The Virginia and Tennessee Railroad was an historic 5 ft (1,524 mm) gaugerailroad in the Southern United States, much of which is incorporated into the modern Norfolk Southern Railway. It played a strategic role in supplying the Confederacy during the American Civil War.

Built in the 1850s, the V&T ran completely through southwestern Virginia along the length of the Great Valley of Virginia. The railroad extended westward from Lynchburg, through a gap in the Blue Ridge Mountains near the town of Big Lick (the present-day city of Roanoke); there, it turned southwestward and followed the Great Valley to Bristol, a total distance of 204 miles (328 km).

After the Virginia government refused to fund its construction (in part because it could adversely affect the James River Canal), the city of Lynchburg incorporated the railroad on March 24, 1848, as the Lynchburg and Tennessee Railroad. John R. McDaniel, who had previously put together the Lynchburg Gas Light Company and who had pledged his fortune to get it built, was its first president. Construction of the road bed began in 1850, and on February 18, 1852, the railroad's first locomotive (the "Virginia") was tested when it steamed out of Lynchburg's James River basin, climbing the nearby low mountains. Regular freight service was initiated not long afterwards. Construction of the railroad's entire length to Bristol was completed on October 1, 1856.

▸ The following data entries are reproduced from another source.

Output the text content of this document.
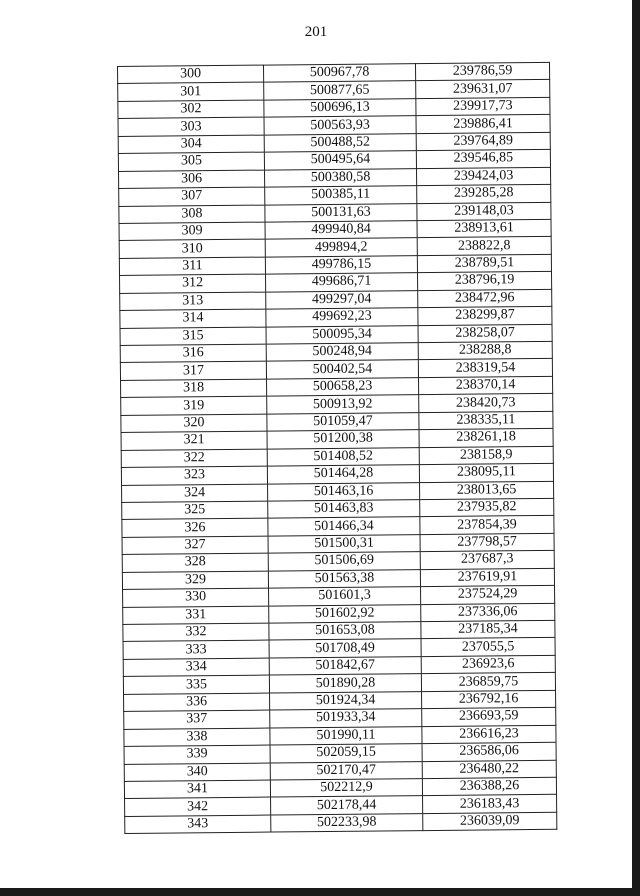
201
300	500967,78	239786,59
301	500877,65	239631,07
302	500696,13	239917,73
303	500563,93	239886,41
304	500488,52	239764,89
305	500495,64	239546,85
306	500380,58	239424,03
307	500385,11	239285,28
308	500131,63	239148,03
309	499940,84	238913,61
310	499894,2	238822,8
311	499786,15	238789,51
312	499686,71	238796,19
313	499297,04	238472,96
314	499692,23	238299,87
315	500095,34	238258,07
316	500248,94	238288,8
317	500402,54	238319,54
318	500658,23	238370,14
319	500913,92	238420,73
320	501059,47	238335,11
321	501200,38	238261,18
322	501408,52	238158,9
323	501464,28	238095,11
324	501463,16	238013,65
325	501463,83	237935,82
326	501466,34	237854,39
327	501500,31	237798,57
328	501506,69	237687,3
329	501563,38	237619,91
330	501601,3	237524,29
331	501602,92	237336,06
332	501653,08	237185,34
333	501708,49	237055,5
334	501842,67	236923,6
335	501890,28	236859,75
336	501924,34	236792,16
337	501933,34	236693,59
338	501990,11	236616,23
339	502059,15	236586,06
340	502170,47	236480,22
341	502212,9	236388,26
342	502178,44	236183,43
343	502233,98	236039,09
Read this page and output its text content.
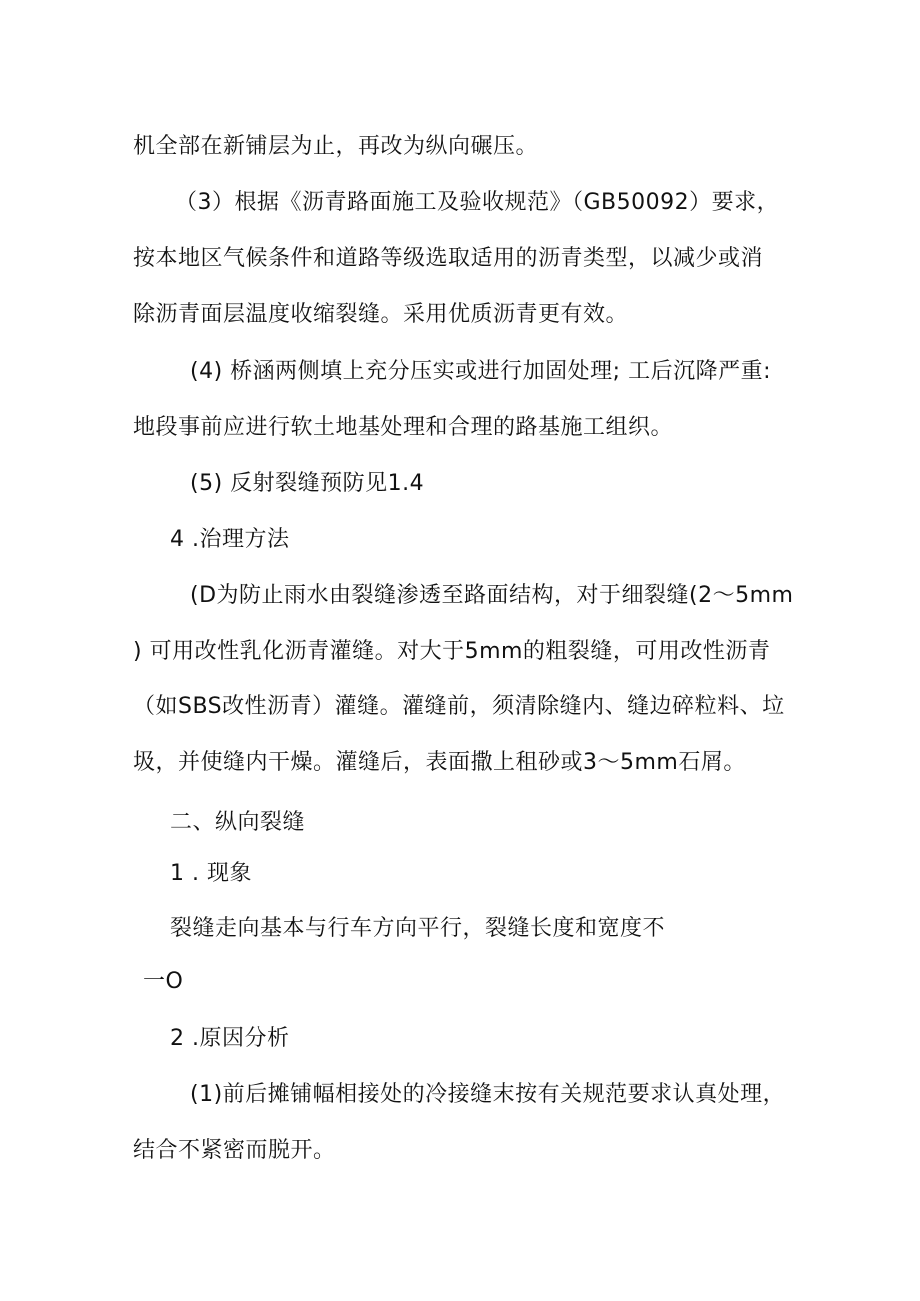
机全部在新铺层为止，再改为纵向碾压。
（3）根据《沥青路面施工及验收规范》（GB50092）要求，
按本地区气候条件和道路等级选取适用的沥青类型，以减少或消
除沥青面层温度收缩裂缝。采用优质沥青更有效。
(4) 桥涵两侧填上充分压实或进行加固处理; 工后沉降严重:
地段事前应进行软土地基处理和合理的路基施工组织。
(5) 反射裂缝预防见1.4
4 .治理方法
(D为防止雨水由裂缝渗透至路面结构，对于细裂缝(2〜5mm
) 可用改性乳化沥青灌缝。对大于5mm的粗裂缝，可用改性沥青
（如SBS改性沥青）灌缝。灌缝前，须清除缝内、缝边碎粒料、垃
圾，并使缝内干燥。灌缝后，表面撒上租砂或3〜5mm石屑。
二、纵向裂缝
1 . 现象
裂缝走向基本与行车方向平行，裂缝长度和宽度不
一O
2 .原因分析
(1)前后摊铺幅相接处的冷接缝末按有关规范要求认真处理，
结合不紧密而脱开。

During the Civil War, Robert L. Owen Sr., who had been one of the engineers surveying for the railroad and who had risen through the ranks, succeeded McDaniel as President. The railroad served as a key supply, food and troop movement route for the Confederate States Army, particularly from the capital of Richmond to the interior at Chattanooga, Tennessee. The V&T moved also key raw materials: copper from mines near Cleveland, Tennessee, lead from mines near Bristol, salt from Saltville, Virginia and saltpeter from caves throughout the region. Union forces finally captured much of the railroad and destroyed tracks and rolling stock in late 1864, although service was periodically interrupted by a series of cavalry raids earlier in the war.